The opinion of the court was delivered by: KNAPP
Plaintiff taxpayer faces the heavy burden of establishing that the Commissioner's factual finding was without rational basis. Commissioner of Internal Revenue v. Hansen (1959) 360 U.S. 446, 468, 3 L. Ed. 2d 1360, 79 S. Ct. 1270; Turner Construction Company v. United States (2d Cir. 1966) 364 F.2d 525, 527-528; Oliver v. Commissioner of Internal Revenue (8th Cir. 1966) 364 F.2d 575, 577; Vulcan Materials Company v. United States (5th Cir. 1971) 446 F.2d 690, 699. The Commissioner disallowed certain of the taxpayer's traveling expenses for the tax year 1963 on the ground that the taxpayer did not have a "home" from which he could be absent and was therefore not entitled to deductions under § 162 of the Internal Revenue Service Code.
Finding that the taxpayer has not borne the burden of establishing that he had such a "home", we cannot disturb the Commissioner's finding and must dismiss the complaint.

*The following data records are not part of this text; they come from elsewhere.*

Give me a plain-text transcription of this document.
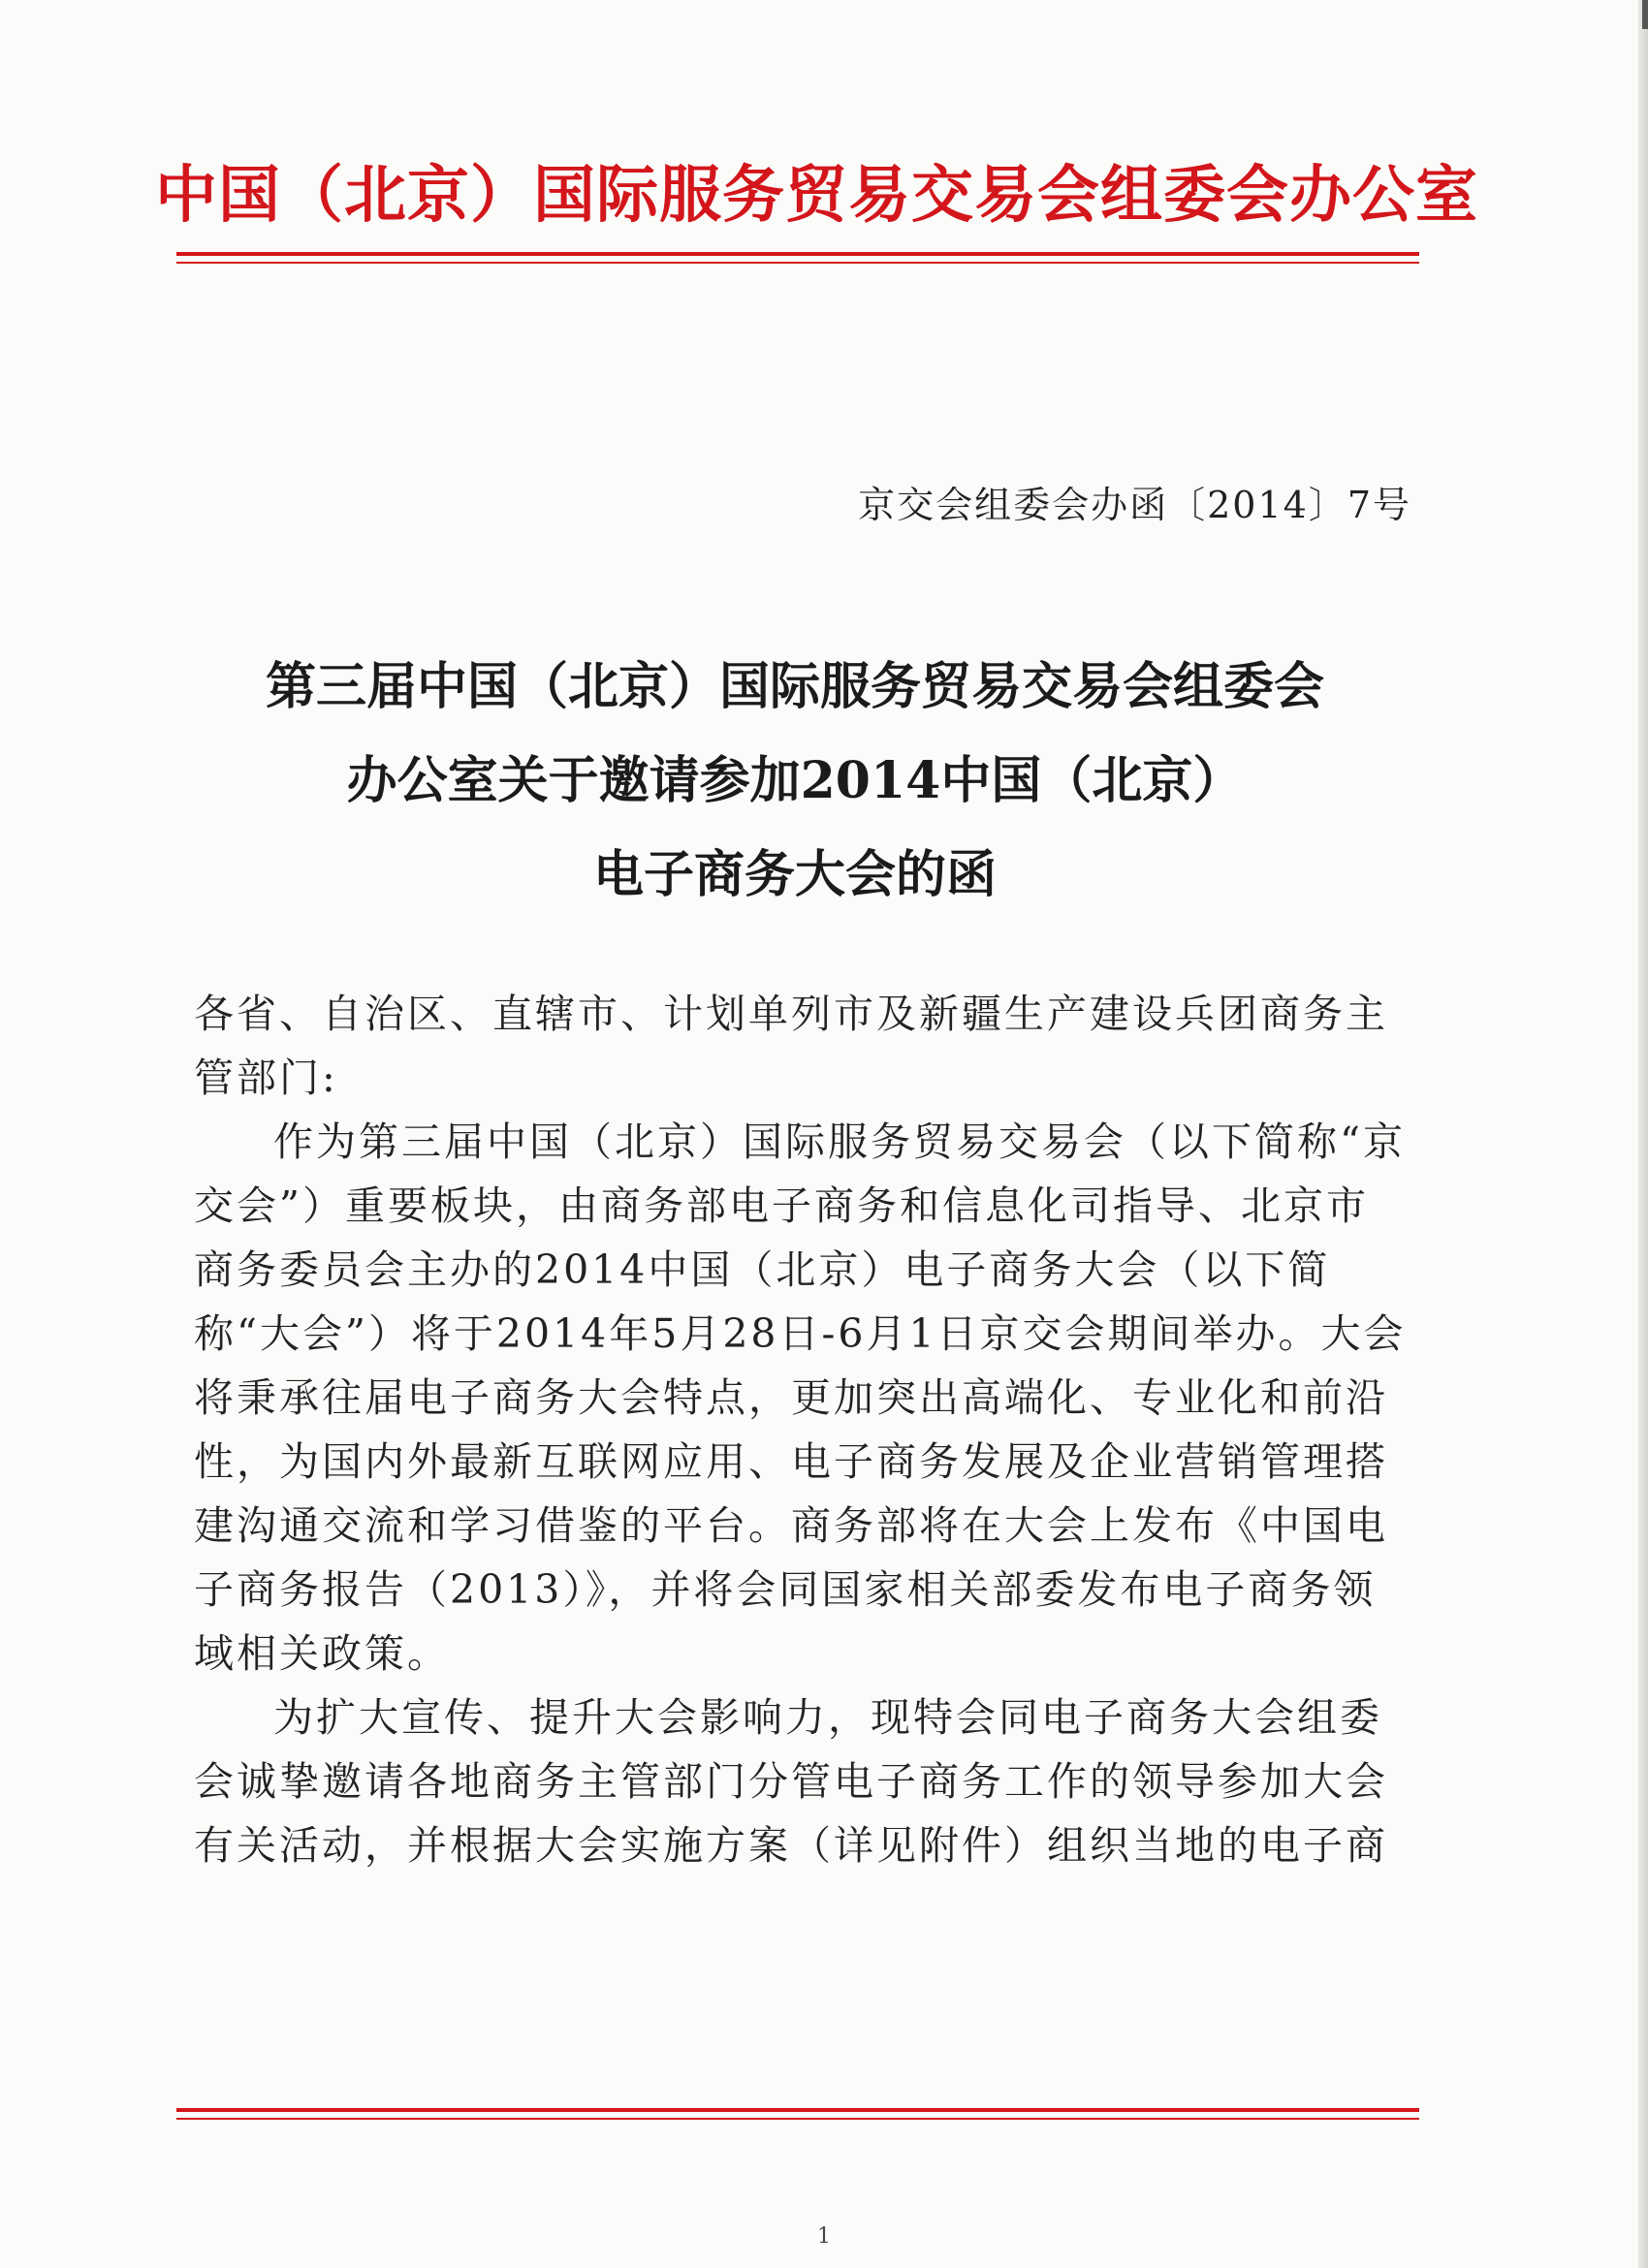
中国（北京）国际服务贸易交易会组委会办公室
京交会组委会办函〔2014〕7号
第三届中国（北京）国际服务贸易交易会组委会
办公室关于邀请参加2014中国（北京）
电子商务大会的函

各省、自治区、直辖市、计划单列市及新疆生产建设兵团商务主管部门:

作为第三届中国（北京）国际服务贸易交易会（以下简称“京交会”）重要板块，由商务部电子商务和信息化司指导、北京市商务委员会主办的2014中国（北京）电子商务大会（以下简称“大会”）将于2014年5月28日-6月1日京交会期间举办。大会将秉承往届电子商务大会特点，更加突出高端化、专业化和前沿性，为国内外最新互联网应用、电子商务发展及企业营销管理搭建沟通交流和学习借鉴的平台。商务部将在大会上发布《中国电子商务报告（2013）》，并将会同国家相关部委发布电子商务领域相关政策。

为扩大宣传、提升大会影响力，现特会同电子商务大会组委会诚挚邀请各地商务主管部门分管电子商务工作的领导参加大会有关活动，并根据大会实施方案（详见附件）组织当地的电子商

1
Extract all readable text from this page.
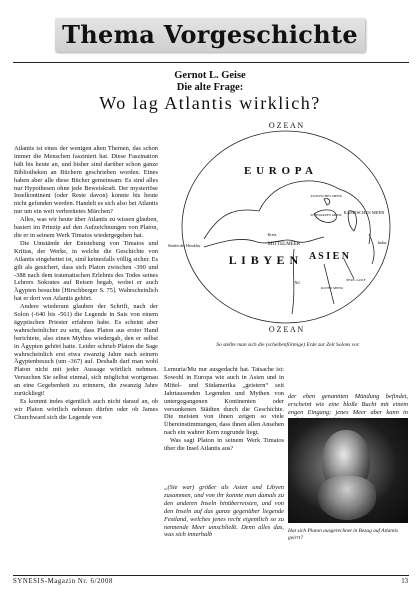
Thema Vorgeschichte
Gernot L. Geise
Die alte Frage:
Wo lag Atlantis wirklich?

Atlantis ist eines der wenigen alten Themen, das schon immer die Menschen fasziniert hat. Diese Faszination hält bis heute an, und bisher sind darüber schon ganze Bibliotheken an Büchern geschrieben worden. Eines haben aber alle diese Bücher gemeinsam: Es sind alles nur Hypothesen ohne jede Beweiskraft. Der mysteriöse Inselkontinent (oder Reste davon) konnte bis heute nicht gefunden werden. Handelt es sich also bei Atlantis nur um ein weit verbreitetes Märchen?

Alles, was wir heute über Atlantis zu wissen glauben, basiert im Prinzip auf den Aufzeichnungen von Platon, die er in seinem Werk Timaios wiedergegeben hat.

Die Umstände der Entstehung von Timaios und Kritias, der Werke, in welche die Geschichte von Atlantis eingebettet ist, sind keinesfalls völlig sicher. Es gilt als gesichert, dass sich Platon zwischen -390 und -388 nach dem traumatischen Erlebnis des Todes seines Lehrers Sokrates auf Reisen begab, wobei er auch Ägypten besuchte [Hirschberger S. 75]. Wahrscheinlich hat er dort von Atlantis gehört.

Andere wiederum glauben der Schrift, nach der Solon (-640 bis -561) die Legende in Sais von einem ägyptischen Priester erfahren habe. Es scheint aber wahrscheinlicher zu sein, dass Platon aus erster Hand berichtete, also einen Mythos wiedergab, den er selbst in Ägypten gehört hatte. Leider schrieb Platon die Sage wahrscheinlich erst etwa zwanzig Jahre nach seinem Ägyptenbesuch (um -367) auf. Deshalb darf man wohl Platon nicht mit jeder Aussage wörtlich nehmen. Versuchen Sie selbst einmal, sich möglichst wortgenau an eine Gegebenheit zu erinnern, die zwanzig Jahre zurückliegt!

Es kommt indes eigentlich auch nicht darauf an, ob wir Platon wörtlich nehmen dürfen oder ob James Churchward sich die Legende von

O Z E A N
E U R O P A
ASOWSCHES MEER
SCHWARZES MEER KASPISCHES MEER
Kreta
MITTELMEER	Indus
Säulen des Herakles
L I B Y E N A S I E N
Nil
ROTES MEER
PERS. GOLF
O Z E A N
So stellte man sich die (scheibenförmige) Erde zur Zeit Solons vor.

Lemuria/Mu nur ausgedacht hat. Tatsache ist: Sowohl in Europa wie auch in Asien und in Mittel- und Südamerika „geistern“ seit Jahrtausenden Legenden und Mythen von untergegangenen Kontinenten oder versunkenen Städten durch die Geschichte. Die meisten von ihnen zeigen so viele Übereinstimmungen, dass ihnen allen Ansehen nach ein wahrer Kern zugrunde liegt.

Was sagt Platon in seinem Werk Timaios über die Insel Atlantis aus?

„(Sie war) größer als Asien und Libyen zusammen, und von ihr konnte man damals zu den anderen Inseln hinüberreisten, und von den Inseln auf das ganze gegenüber liegende Festland, welches jenes recht eigentlich so zu nennende Meer umschließt. Denn alles das, was sich innerhalb
der eben genannten Mündung befindet, erscheint wie eine bloße Bucht mit einem engen Eingang; jenes Meer aber kann in
Hat sich Platon ausgerechnet in Bezug auf Atlantis geirrt?
SYNESIS-Magazin Nr. 6/2008	13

Although the taxpayer was unrepresented by counsel and has no legal training, he presented his case with skill and ingenuity, and had it not been for the Second Circuit's decision in Rosenspan v. United States (1971) 438 F.2d 905, he might well have prevailed. However, that decision placed an insuperable obstacle in taxpayer's path. Prior to the Rosenspan decision it was certainly arguable -- as the taxpayer eloquently argued before me -- that traveling expenses should be allowed whenever a taxpayer is away from his "tax home", i.e. the principal place of his employer's business and the place from which he, the taxpayer, files his returns (see 438 F.2d at 907). Indeed, as Judge Friendly's opinion points out, several justices of the Supreme Court had written opinions seeming to support the taxpayer's said position. However, the Court of Appeals rejected it and the Supreme Court denied certiorari. Under the Rosenspan doctrine, a taxpayer, in order to claim deductions under § 162, must establish that he actually maintained a "home" in the sense that he maintained an actual establishment the expenses of which he paid while he incurred other expenses away from that "home". The taxpayer in this case maintained no such establishment. The only "home" (other than the aforementioned "tax home" which was in New York) to which the taxpayer could point was his brother's residence in Florida. However, his testimony made it quite clear that he was only a visitor in that residence and that he contributed nothing to its maintenance. Indeed, so hospitable was his brother that the taxpayer was not even allowed to make a contribution toward household marketing while he was actually visiting his brother.
As a layman, the taxpayer is understandably affronted by the government's position that he had no "home" to be away from in view of the government's express concession in its letter dated February 29, 1968 that a certain settlement entered into with the taxpayer was based on a finding that he was "away from home". However, as a matter of law such a statement made in the course of settling -- or trying to settle -- a claim can be given no legal effect in this litigation.
For the foregoing reasons, the complaint must be, and it is, dismissed.
The application for an adjournment, which was first advanced in the form of a telegram dated May 17, 1974 and has since been followed up by oral communications to Chambers, is denied.